Весной я сдала экзамен во вторую группу. И так до четвертого класса. Училась до морозов, а зима — в кашле, в жару, обложенная книгами и нагретыми вьюшками. В дни относительного здоровья — с утра до вечера за переплетным станком.

Мои руки были заняты растрепанными книгами, а голова — мечтами. Диапазон наших стремлений и мечтаний был тогда весьма ограниченным. Мы ничего не знали о самолетах, потому не мечтали быть летчиками. Даже обычный грузовик был для нас чудом. Профессия шофера казалась нам доступной только избранным, какой теперешним детям кажется космонавтика. К интеллигентным профессиям мы испытывали легкое презрение, а произнесенное врастяжку слово «интеллигенция» было похоже на брань.

Мои мечты не шли дальше рабочего станка, любого, только не кустарного, а где-нибудь на большом заводе (об этом тогда мечтала почти вся молодежь). В двенадцать лет я даже пыталась поступить в фабзавуч, в котором никакого «фабзавучения» не было, а просто учили делать табуретки. Но меня не приняли, чем я не долго была огорчена, потому что табуретки были слишком прозаическим делом. Оно смахивало опять-таки на провинциальную кустарщину. А мне нужен был большой завод с дымящимися трубами или тайга с глубоким снегом и лесоповалом (я такое видела однажды в кино). Или уж, как предел мечтаний, — какая-нибудь экспедиция, все равно куда — в Арктику или в Африку.

Почти все это я потом испытала до тошноты. И тайгу с лесоповалом, и арктический холод (хорошо, что в СССР нет Африки). И вообще все, что у нас в юности шло под кличем «Даешь!», мне было дано, но как удар по морде.

В 1931 году, почти не посещая школы, я сдала экзамены за семилетку. В том же году в нашем райцентре открылась типография, и отец устроил меня ученицей в наборный цех.

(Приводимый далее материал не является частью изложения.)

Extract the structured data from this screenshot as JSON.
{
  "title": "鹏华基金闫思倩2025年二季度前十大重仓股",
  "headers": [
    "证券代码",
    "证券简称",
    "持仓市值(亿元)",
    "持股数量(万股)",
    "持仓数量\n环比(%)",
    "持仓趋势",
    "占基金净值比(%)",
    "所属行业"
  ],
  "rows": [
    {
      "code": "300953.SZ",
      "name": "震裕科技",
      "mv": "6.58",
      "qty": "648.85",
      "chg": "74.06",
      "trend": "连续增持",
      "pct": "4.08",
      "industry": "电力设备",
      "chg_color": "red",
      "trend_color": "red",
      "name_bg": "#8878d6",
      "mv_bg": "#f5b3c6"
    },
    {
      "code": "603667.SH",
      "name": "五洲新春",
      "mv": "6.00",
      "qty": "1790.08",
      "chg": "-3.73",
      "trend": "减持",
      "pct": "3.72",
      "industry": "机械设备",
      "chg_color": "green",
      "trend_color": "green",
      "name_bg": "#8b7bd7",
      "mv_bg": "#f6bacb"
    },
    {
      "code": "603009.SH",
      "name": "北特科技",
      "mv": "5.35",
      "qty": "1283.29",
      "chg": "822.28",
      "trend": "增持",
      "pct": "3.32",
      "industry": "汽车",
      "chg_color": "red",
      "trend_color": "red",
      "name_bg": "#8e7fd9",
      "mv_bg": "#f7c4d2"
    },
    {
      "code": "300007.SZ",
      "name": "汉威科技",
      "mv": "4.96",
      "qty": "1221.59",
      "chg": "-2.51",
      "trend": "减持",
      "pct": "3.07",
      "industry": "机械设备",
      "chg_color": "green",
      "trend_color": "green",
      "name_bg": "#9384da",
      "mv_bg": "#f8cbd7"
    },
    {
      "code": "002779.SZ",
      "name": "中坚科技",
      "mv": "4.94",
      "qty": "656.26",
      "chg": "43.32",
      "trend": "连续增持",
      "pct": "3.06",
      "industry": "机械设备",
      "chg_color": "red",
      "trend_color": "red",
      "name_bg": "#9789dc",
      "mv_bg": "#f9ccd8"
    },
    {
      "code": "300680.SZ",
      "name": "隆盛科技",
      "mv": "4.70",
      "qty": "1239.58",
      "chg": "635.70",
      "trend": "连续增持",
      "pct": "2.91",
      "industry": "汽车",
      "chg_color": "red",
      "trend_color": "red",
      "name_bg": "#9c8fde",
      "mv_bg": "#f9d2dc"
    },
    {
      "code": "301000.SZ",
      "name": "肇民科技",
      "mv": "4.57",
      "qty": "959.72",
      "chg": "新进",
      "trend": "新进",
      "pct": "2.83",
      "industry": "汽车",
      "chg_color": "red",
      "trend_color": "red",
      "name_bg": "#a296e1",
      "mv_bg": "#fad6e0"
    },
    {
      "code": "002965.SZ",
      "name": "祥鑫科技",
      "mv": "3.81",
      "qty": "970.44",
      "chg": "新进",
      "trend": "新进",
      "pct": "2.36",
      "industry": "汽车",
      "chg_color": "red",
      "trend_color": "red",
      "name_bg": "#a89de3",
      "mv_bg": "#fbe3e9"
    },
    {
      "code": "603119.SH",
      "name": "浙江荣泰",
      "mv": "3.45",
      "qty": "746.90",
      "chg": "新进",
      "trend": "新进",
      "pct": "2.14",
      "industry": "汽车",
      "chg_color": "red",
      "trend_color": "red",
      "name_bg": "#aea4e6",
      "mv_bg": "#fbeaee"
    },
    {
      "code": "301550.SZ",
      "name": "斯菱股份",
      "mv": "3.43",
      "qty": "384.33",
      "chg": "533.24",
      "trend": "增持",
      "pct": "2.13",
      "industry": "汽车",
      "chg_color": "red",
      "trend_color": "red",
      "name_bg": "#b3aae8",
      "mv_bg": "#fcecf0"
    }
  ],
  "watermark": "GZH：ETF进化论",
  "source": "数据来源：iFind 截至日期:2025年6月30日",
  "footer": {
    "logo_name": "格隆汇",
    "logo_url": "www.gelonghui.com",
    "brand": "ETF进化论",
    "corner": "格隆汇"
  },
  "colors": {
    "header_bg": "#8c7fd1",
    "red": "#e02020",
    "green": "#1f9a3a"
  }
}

Боже, как я вначале радовалась своей работе! Как гордо и важно шествовала с работы домой в красной косынке, с испачканным краской носом! Пусть все видят, что я — рабочая, частица диктатуры пролетариата.

Мена, Ленинград, 1969—1971

 



[1]        Однако отсутствие письменных источников вовсе не означает, что нет и устного нарратива. Доказательством этому служат тысячи работ со всех концов России, присланные на исторический конкурс «Человек в истории. Россия — ХХ век», кторый проводит «Мемориал». В них уже правнуки репрессированных крестьян рассказывают истории своих прабабушек и прадедушек, которые, как выяснилось, сохранились в семейной памяти.